Historic house in Georgia, United States

The Burch-Mitchell House, also known as Munro House or as Mitchell House, located in Thomasville, Georgia, was built in 1848. It was listed on the National Register of Historic Places in 1970.

It was built by Robert Sims Burch using slave labor in 1856, built upon a c.1848 foundation. Its NRHP nomination describes it as "excellent" and as one of the finest cottages in Thomasville. It is a one-and-a-half-story building with a front gable second floor overhanging a front porch, supported by six square pillars. Its original detached kitchen and dining room were destroyed by a fire in 1888 and replacements were added to the main house. The house was originally set far back from the road, down a magnolia-lined lane, but it was moved forward to its existing location.
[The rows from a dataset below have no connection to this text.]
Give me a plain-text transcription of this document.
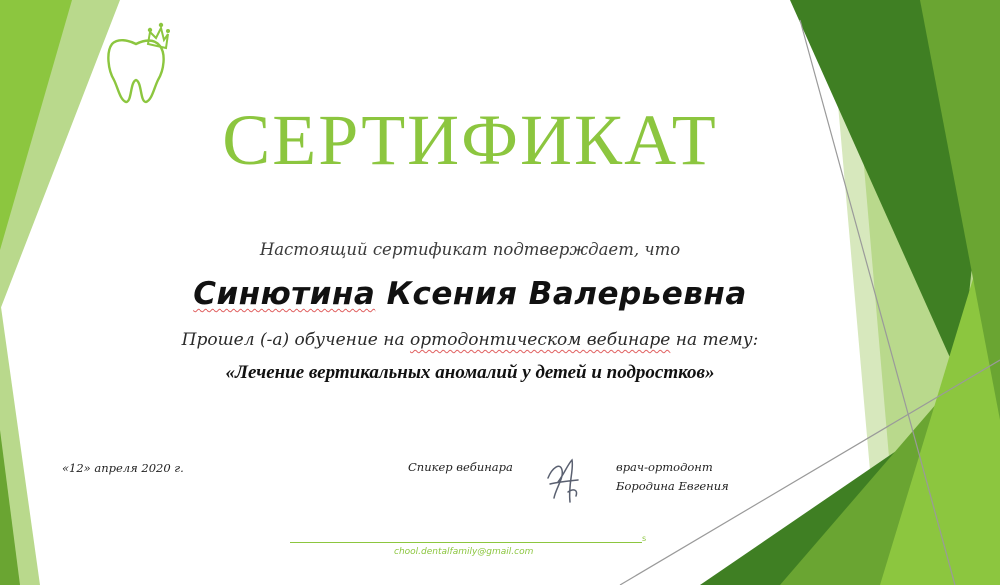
СЕРТИФИКАТ
Настоящий сертификат подтверждает, что
Синютина Ксения Валерьевна
Прошел (-а) обучение на ортодонтическом вебинаре на тему:
«Лечение вертикальных аномалий у детей и подростков»
«12» апреля 2020 г.	Спикер вебинара	врач-ортодонт
Бородина Евгения
s
chool.dentalfamily@gmail.com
The kitchen and dining room portion is now used as a house on an adjacent lot. The property was bought by the Mitchell family after the American Civil War and remained in that family for more than 90 years, until purchased by the Rev. and Mrs. B.G. Munro.

The first floor front of the house has four double-hung windows and a Greek Revival-style doorway with sidelights, transom, fluted pilasters, and paneled door. The pediment above has two windows off an unfinished attic space. The interior, as of 1969, had almost all of its original Greek Revival style woodwork, which was of high quality.